Benar bahwa kehormatan atau kemuliaan seseorang terletak pada lidah atau ucapannya.

Ketika putra sulung Jokowi, Gibran Rakabuming Raka diketahui berkeinginan maju pada Pilwalkot Solo 2020 sekarang, maka jangan disalahkan jika khalayak maupun media mengungkit kembali perkataan yang pernah diucapkan Gibran maupun Jokowi sendiri.
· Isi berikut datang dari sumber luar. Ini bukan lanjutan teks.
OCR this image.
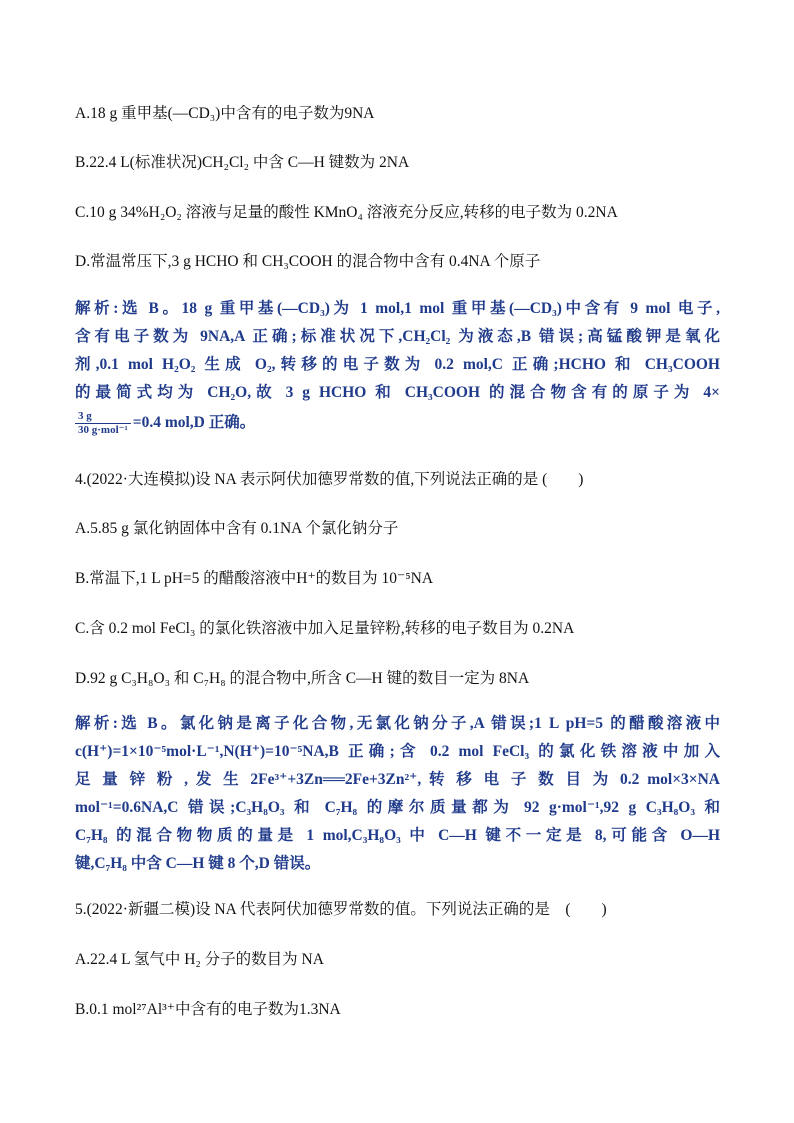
A.18 g 重甲基(—CD₃)中含有的电子数为9NA
B.22.4 L(标准状况)CH₂Cl₂ 中含 C—H 键数为 2NA
C.10 g 34%H₂O₂ 溶液与足量的酸性 KMnO₄ 溶液充分反应,转移的电子数为 0.2NA
D.常温常压下,3 g HCHO 和 CH₃COOH 的混合物中含有 0.4NA 个原子
解析:选 B。18 g 重甲基(—CD₃)为 1 mol,1 mol 重甲基(—CD₃)中含有 9 mol 电子,
含有电子数为 9NA,A 正确;标准状况下,CH₂Cl₂ 为液态,B 错误;高锰酸钾是氧化
剂,0.1 mol H₂O₂ 生成 O₂,转移的电子数为 0.2 mol,C 正确;HCHO 和 CH₃COOH
的最简式均为 CH₂O,故 3 g HCHO 和 CH₃COOH 的混合物含有的原子为 4×
$\frac{3 g}{\text{30 g·mol⁻¹}} =0.4$ mol,D 正确。
4.(2022·大连模拟)设 NA 表示阿伏加德罗常数的值,下列说法正确的是 (　　)
A.5.85 g 氯化钠固体中含有 0.1NA 个氯化钠分子
B.常温下,1 L pH=5 的醋酸溶液中H⁺的数目为 10⁻⁵NA
C.含 0.2 mol FeCl₃ 的氯化铁溶液中加入足量锌粉,转移的电子数目为 0.2NA
D.92 g C₃H₈O₃ 和 C₇H₈ 的混合物中,所含 C—H 键的数目一定为 8NA
解析:选 B。氯化钠是离子化合物,无氯化钠分子,A 错误;1 L pH=5 的醋酸溶液中
c(H⁺)=1×10⁻⁵mol·L⁻¹,N(H⁺)=10⁻⁵NA,B 正确;含 0.2 mol FeCl₃ 的氯化铁溶液中加入
足 量 锌 粉 , 发 生 2Fe³⁺+3Zn══2Fe+3Zn²⁺, 转 移 电 子 数 目 为 0.2 mol×3×NA
mol⁻¹=0.6NA,C 错误;C₃H₈O₃ 和 C₇H₈ 的摩尔质量都为 92 g·mol⁻¹,92 g C₃H₈O₃ 和
C₇H₈ 的混合物物质的量是 1 mol,C₃H₈O₃ 中 C—H 键不一定是 8,可能含 O—H
键,C₇H₈ 中含 C—H 键 8 个,D 错误。
5.(2022·新疆二模)设 NA 代表阿伏加德罗常数的值。下列说法正确的是　(　　)
A.22.4 L 氢气中 H₂ 分子的数目为 NA
B.0.1 mol²⁷Al³⁺中含有的电子数为1.3NA
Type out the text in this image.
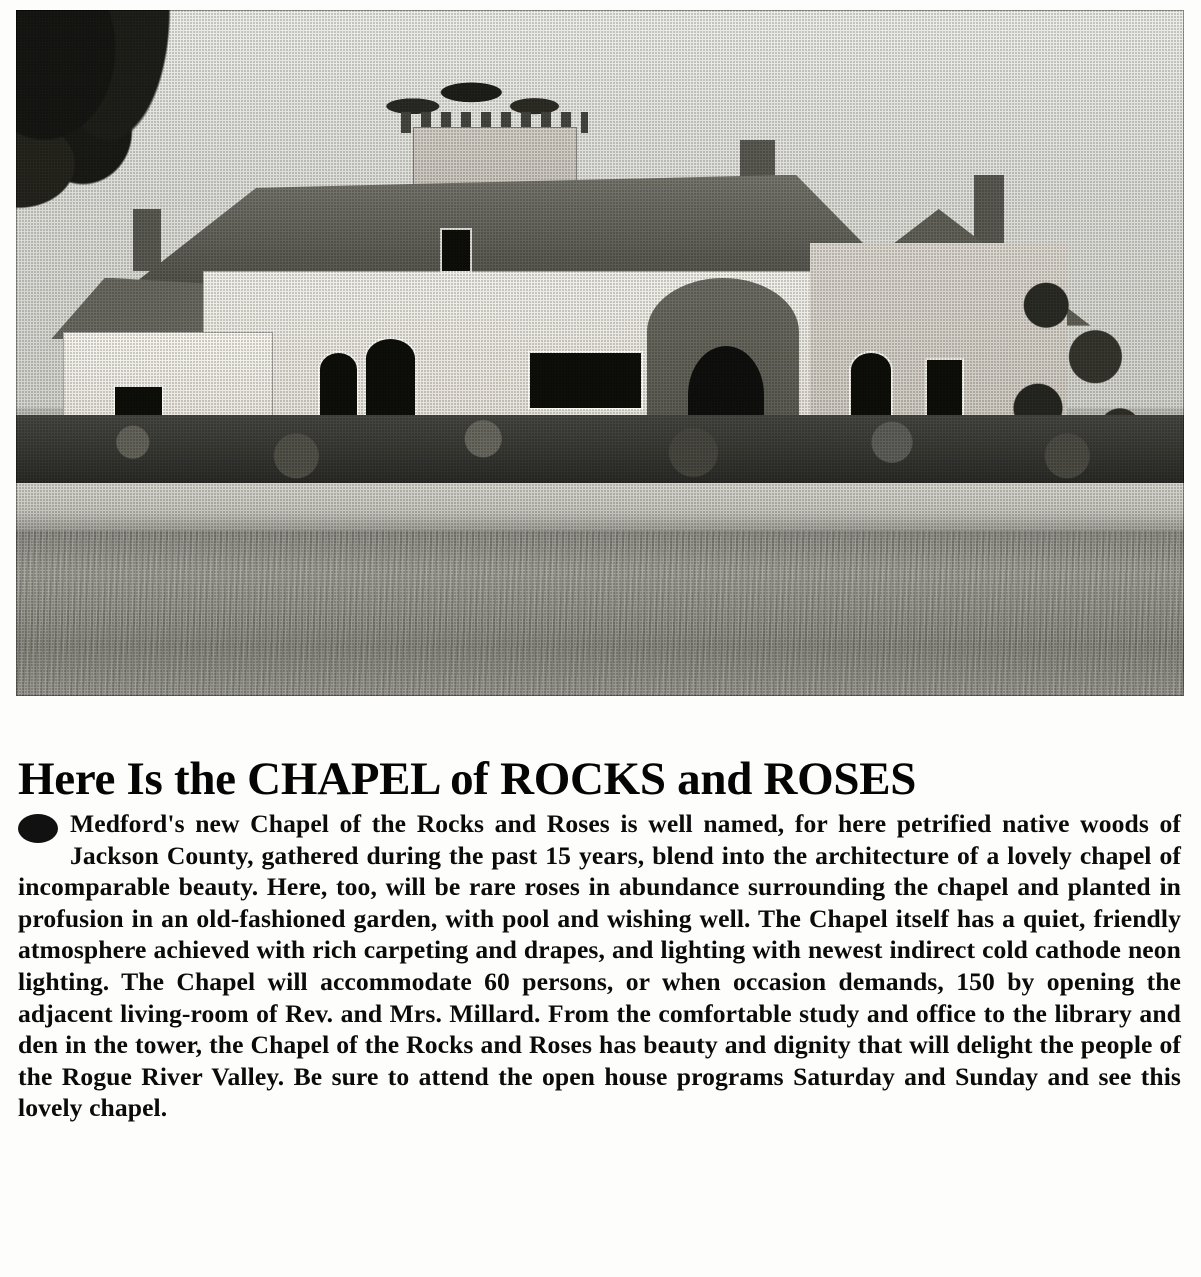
Here Is the CHAPEL of ROCKS and ROSES

Medford's new Chapel of the Rocks and Roses is well named, for here petrified native woods of Jackson County, gathered during the past 15 years, blend into the architecture of a lovely chapel of incomparable beauty. Here, too, will be rare roses in abundance surrounding the chapel and planted in profusion in an old-fashioned garden, with pool and wishing well. The Chapel itself has a quiet, friendly atmosphere achieved with rich carpeting and drapes, and lighting with newest indirect cold cathode neon lighting. The Chapel will accommodate 60 persons, or when occasion demands, 150 by opening the adjacent living-room of Rev. and Mrs. Millard. From the comfortable study and office to the library and den in the tower, the Chapel of the Rocks and Roses has beauty and dignity that will delight the people of the Rogue River Valley. Be sure to attend the open house programs Saturday and Sunday and see this lovely chapel.
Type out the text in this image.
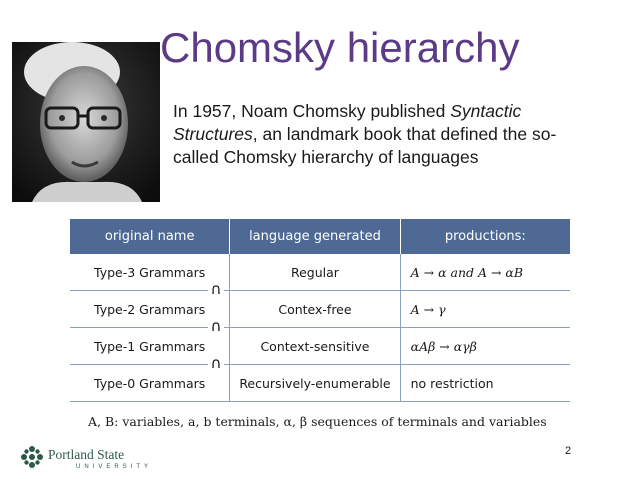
Chomsky hierarchy
In 1957, Noam Chomsky published Syntactic Structures, an landmark book that defined the so-called Chomsky hierarchy of languages
original name	language generated	productions:
Type-3 Grammars	Regular	A → α and A → αB
Type-2 Grammars	Contex-free	A → γ
Type-1 Grammars	Context-sensitive	αAβ → αγβ
Type-0 Grammars	Recursively-enumerable	no restriction
∩
∩
∩
A, B: variables, a, b terminals, α, β sequences of terminals and variables
Portland State
UNIVERSITY
2
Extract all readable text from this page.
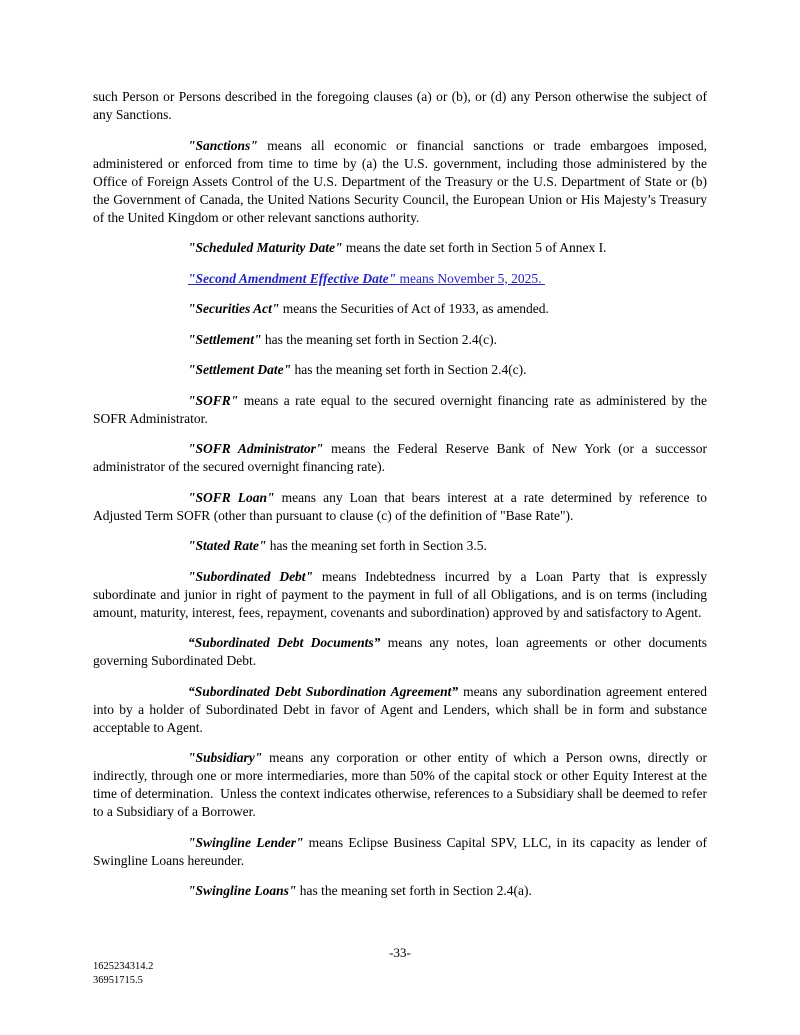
such Person or Persons described in the foregoing clauses (a) or (b), or (d) any Person otherwise the subject of any Sanctions.

"Sanctions" means all economic or financial sanctions or trade embargoes imposed, administered or enforced from time to time by (a) the U.S. government, including those administered by the Office of Foreign Assets Control of the U.S. Department of the Treasury or the U.S. Department of State or (b) the Government of Canada, the United Nations Security Council, the European Union or His Majesty’s Treasury of the United Kingdom or other relevant sanctions authority.

"Scheduled Maturity Date" means the date set forth in Section 5 of Annex I.

"Second Amendment Effective Date" means November 5, 2025.

"Securities Act" means the Securities of Act of 1933, as amended.

"Settlement" has the meaning set forth in Section 2.4(c).

"Settlement Date" has the meaning set forth in Section 2.4(c).

"SOFR" means a rate equal to the secured overnight financing rate as administered by the SOFR Administrator.

"SOFR Administrator" means the Federal Reserve Bank of New York (or a successor administrator of the secured overnight financing rate).

"SOFR Loan" means any Loan that bears interest at a rate determined by reference to Adjusted Term SOFR (other than pursuant to clause (c) of the definition of "Base Rate").

"Stated Rate" has the meaning set forth in Section 3.5.

"Subordinated Debt" means Indebtedness incurred by a Loan Party that is expressly subordinate and junior in right of payment to the payment in full of all Obligations, and is on terms (including amount, maturity, interest, fees, repayment, covenants and subordination) approved by and satisfactory to Agent.

“Subordinated Debt Documents” means any notes, loan agreements or other documents governing Subordinated Debt.

“Subordinated Debt Subordination Agreement” means any subordination agreement entered into by a holder of Subordinated Debt in favor of Agent and Lenders, which shall be in form and substance acceptable to Agent.

"Subsidiary" means any corporation or other entity of which a Person owns, directly or indirectly, through one or more intermediaries, more than 50% of the capital stock or other Equity Interest at the time of determination.  Unless the context indicates otherwise, references to a Subsidiary shall be deemed to refer to a Subsidiary of a Borrower.

"Swingline Lender" means Eclipse Business Capital SPV, LLC, in its capacity as lender of Swingline Loans hereunder.

"Swingline Loans" has the meaning set forth in Section 2.4(a).

-33-
1625234314.2
36951715.5
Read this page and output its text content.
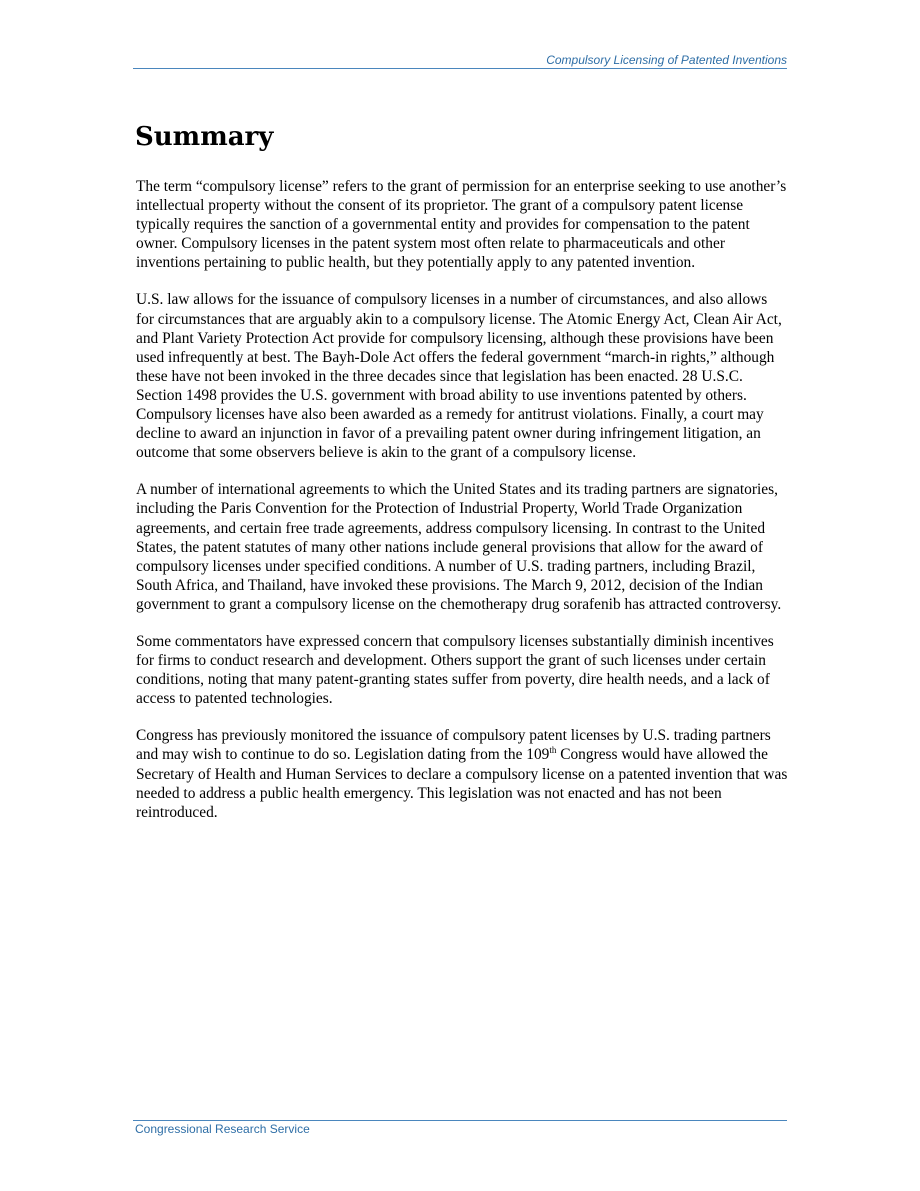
Compulsory Licensing of Patented Inventions
Summary

The term “compulsory license” refers to the grant of permission for an enterprise seeking to use another’s intellectual property without the consent of its proprietor. The grant of a compulsory patent license typically requires the sanction of a governmental entity and provides for compensation to the patent owner. Compulsory licenses in the patent system most often relate to pharmaceuticals and other inventions pertaining to public health, but they potentially apply to any patented invention.

U.S. law allows for the issuance of compulsory licenses in a number of circumstances, and also allows for circumstances that are arguably akin to a compulsory license. The Atomic Energy Act, Clean Air Act, and Plant Variety Protection Act provide for compulsory licensing, although these provisions have been used infrequently at best. The Bayh-Dole Act offers the federal government “march-in rights,” although these have not been invoked in the three decades since that legislation has been enacted. 28 U.S.C. Section 1498 provides the U.S. government with broad ability to use inventions patented by others. Compulsory licenses have also been awarded as a remedy for antitrust violations. Finally, a court may decline to award an injunction in favor of a prevailing patent owner during infringement litigation, an outcome that some observers believe is akin to the grant of a compulsory license.

A number of international agreements to which the United States and its trading partners are signatories, including the Paris Convention for the Protection of Industrial Property, World Trade Organization agreements, and certain free trade agreements, address compulsory licensing. In contrast to the United States, the patent statutes of many other nations include general provisions that allow for the award of compulsory licenses under specified conditions. A number of U.S. trading partners, including Brazil, South Africa, and Thailand, have invoked these provisions. The March 9, 2012, decision of the Indian government to grant a compulsory license on the chemotherapy drug sorafenib has attracted controversy.

Some commentators have expressed concern that compulsory licenses substantially diminish incentives for firms to conduct research and development. Others support the grant of such licenses under certain conditions, noting that many patent-granting states suffer from poverty, dire health needs, and a lack of access to patented technologies.

Congress has previously monitored the issuance of compulsory patent licenses by U.S. trading partners and may wish to continue to do so. Legislation dating from the 109th Congress would have allowed the Secretary of Health and Human Services to declare a compulsory license on a patented invention that was needed to address a public health emergency. This legislation was not enacted and has not been reintroduced.

Congressional Research Service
Beberapa waktu lampau Gibran pernah menyatakan dirinya sama sekali tidak berminat dan tidak mau terjun ke dunia politik untu mengikuti jejak ayahnya. Bahkan Gibran yang merasa tidak memiliki kemampuan politik tersebut menyatakan kasihan rakyat jika dirinya terjun ke politik.

Tentu saja pernyataan Gibran tersebut tersimpan manis dalam berita media mainstream maupun sekedar jejak digital semata.

Terkait hal ini Jokowi pun menegaskan hal yang sama. Dirinya tidak akan menarik keluarganya untuk terjun ke politik dan memberi kebebasan untuk memilih jalan hidup mereka masing-masing.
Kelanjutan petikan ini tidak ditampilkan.